Menurut para ulama, barang-barang wakafan yang termasuk inventaris untuk masjid harus dijaga kelestariannya. Alat-alat wakaf masjid seperti tikar, genteng, sajadah, speaker, dan lainnya harus dijaga bersama-sama baik oleh takmir maupun masyarakat agar tidak rusak. Namun, kerusakan pada barang-barang tersebut terkadang tidak dapat dihindari karena faktor usia atau penggunaan berulang.
Ketika alat-alat wakaf masjid sudah rusak dan tidak lagi bermanfaat, takmir seringkali menghadapi dilema antara menjaga status wakafnya atau menjualnya untuk kepentingan masjid. Menurut sebagian ulama Syafi’iyyah, menjual alat-alat masjid yang sudah lapuk karena usia adalah diperbolehkan jika dianggap lebih bermanfaat. Hasil penjualan tersebut kemudian dapat dialokasikan kembali untuk kemaslahatan masjid.

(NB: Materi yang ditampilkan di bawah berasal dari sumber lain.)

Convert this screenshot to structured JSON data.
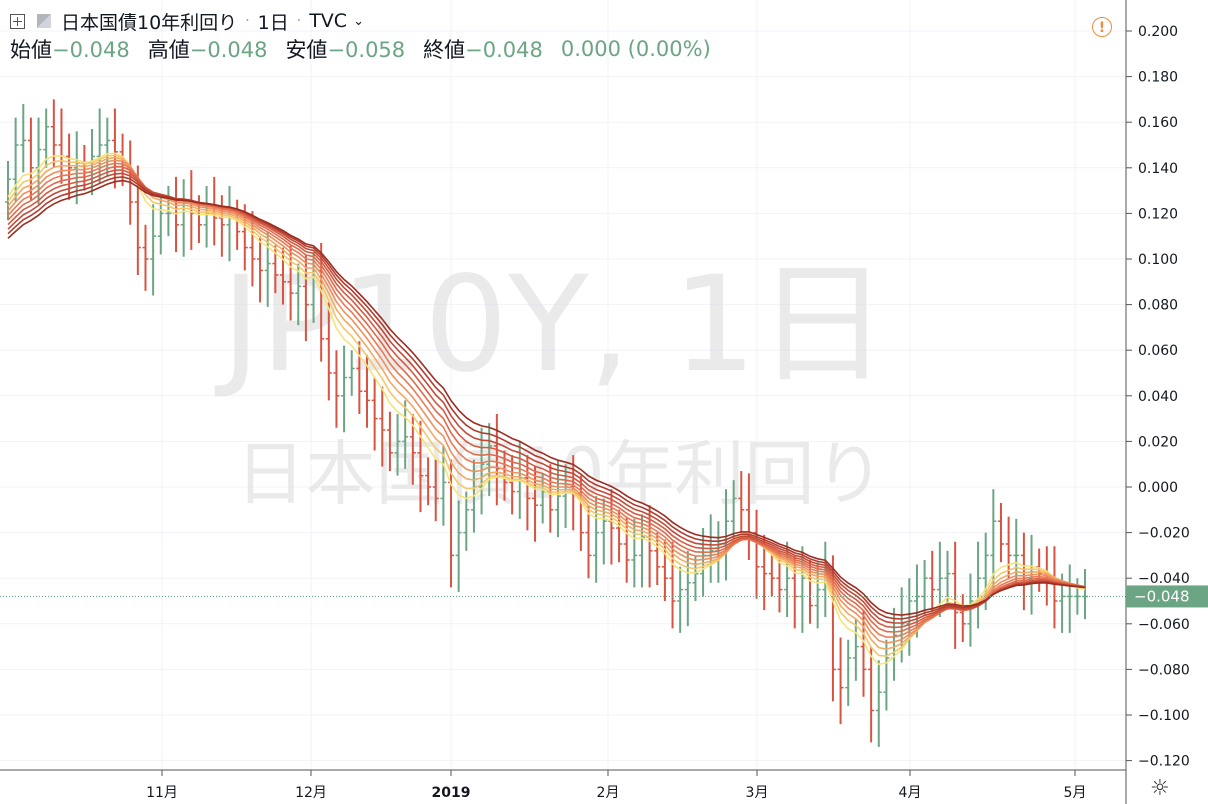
{
  "header": {
    "symbol_name": "日本国債10年利回り",
    "interval": "1日",
    "exchange": "TVC",
    "ohlc": [
      {
        "label": "始値",
        "value": "−0.048"
      },
      {
        "label": "高値",
        "value": "−0.048"
      },
      {
        "label": "安値",
        "value": "−0.058"
      },
      {
        "label": "終値",
        "value": "−0.048"
      }
    ],
    "change": "0.000 (0.00%)"
  },
  "watermark": {
    "line1": "JP10Y, 1日",
    "line2": "日本国債10年利回り"
  },
  "colors": {
    "up": "#6ba583",
    "down": "#d75442",
    "ribbon": [
      "#f7e37a",
      "#f5c76a",
      "#f3a964",
      "#ef8f5c",
      "#ea7b55",
      "#e06a4b",
      "#d45a42",
      "#c44a38",
      "#b03b2e",
      "#9b2d22"
    ]
  },
  "chart_data": {
    "type": "bar",
    "price_axis": {
      "ticks": [
        "0.200",
        "0.180",
        "0.160",
        "0.140",
        "0.120",
        "0.100",
        "0.080",
        "0.060",
        "0.040",
        "0.020",
        "0.000",
        "−0.020",
        "−0.040",
        "−0.060",
        "−0.080",
        "−0.100",
        "−0.120"
      ],
      "range": [
        -0.12,
        0.2
      ]
    },
    "time_axis": {
      "ticks": [
        "11月",
        "12月",
        "2019",
        "2月",
        "3月",
        "4月",
        "5月"
      ]
    },
    "last_price_label": "−0.048",
    "last_price": -0.048,
    "close": [
      0.135,
      0.15,
      0.152,
      0.14,
      0.148,
      0.158,
      0.15,
      0.145,
      0.14,
      0.142,
      0.138,
      0.145,
      0.15,
      0.152,
      0.147,
      0.14,
      0.125,
      0.105,
      0.1,
      0.11,
      0.12,
      0.12,
      0.115,
      0.125,
      0.12,
      0.115,
      0.12,
      0.118,
      0.115,
      0.118,
      0.112,
      0.105,
      0.1,
      0.095,
      0.098,
      0.093,
      0.09,
      0.085,
      0.088,
      0.08,
      0.095,
      0.065,
      0.05,
      0.04,
      0.048,
      0.052,
      0.042,
      0.038,
      0.03,
      0.025,
      0.015,
      0.02,
      0.022,
      0.015,
      0.005,
      0.0,
      -0.005,
      0.002,
      -0.03,
      -0.02,
      -0.01,
      0.0,
      0.01,
      0.018,
      0.008,
      0.002,
      -0.002,
      0.004,
      -0.005,
      -0.008,
      -0.002,
      -0.01,
      -0.004,
      0.0,
      -0.003,
      -0.02,
      -0.03,
      -0.02,
      -0.015,
      -0.018,
      -0.025,
      -0.032,
      -0.03,
      -0.022,
      -0.028,
      -0.035,
      -0.04,
      -0.05,
      -0.045,
      -0.042,
      -0.038,
      -0.03,
      -0.028,
      -0.025,
      -0.015,
      -0.005,
      -0.01,
      -0.02,
      -0.035,
      -0.038,
      -0.04,
      -0.045,
      -0.04,
      -0.048,
      -0.04,
      -0.052,
      -0.045,
      -0.04,
      -0.08,
      -0.088,
      -0.075,
      -0.07,
      -0.08,
      -0.098,
      -0.09,
      -0.075,
      -0.065,
      -0.06,
      -0.05,
      -0.048,
      -0.04,
      -0.045,
      -0.04,
      -0.038,
      -0.055,
      -0.06,
      -0.05,
      -0.04,
      -0.03,
      -0.015,
      -0.025,
      -0.03,
      -0.03,
      -0.04,
      -0.035,
      -0.038,
      -0.042,
      -0.05,
      -0.048,
      -0.048,
      -0.048,
      -0.048
    ]
  }
}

Menurut pendapat beberapa ulama besar seperti Syekh Ibnu Hajar al-Haitami, kebolehan penjualan harta wakaf ini bertujuan agar harta tersebut tidak sia-sia dan dapat menghasilkan manfaat yang kembali kepada harta wakaf. Hal ini juga disepakati oleh ulama-ulama terkemuka seperti al-Imam al-Rafi’I dan al-Imam al-Nawawi.
Jika hasil penjualan alat-alat wakaf tersebut tidak mencukupi untuk membeli barang yang sama, uang hasil penjualannya dapat dialokasikan untuk kemaslahatan masjid secara umum. Meskipun terdapat perbedaan pendapat di kalangan ulama Syafi’iyyah terkait hukum menjual harta wakafan, banyak yang menekankan bahwa menjualnya adalah pilihan yang diperbolehkan jika memang lebih bermanfaat.
Dalam suatu forum konferensi besar di Jakarta pada tahun 1961, dinyatakan bahwa alat-alat masjid yang sudah rusak tetap mempertahankan status wakafnya namun boleh dijual jika memang kemaslahatannya hanya terletak pada penjualan tersebut. Keputusan tersebut diambil dengan merujuk pada beberapa referensi kitab Fath al-Mu’in dan Hasyiyah I’anah al-Thalibin.
Dalam hal ini, penting bagi takmir masjid untuk mempertimbangkan dengan bijak terkait alat-alat wakaf masjid yang sudah rusak. Keputusan untuk menjualnya atau tetap mempertahankannya sebagai harta wakaf harus didasarkan pada prinsip kemaslahatan bagi masjid serta berdasarkan pandangan ulama yang dapat dipercaya.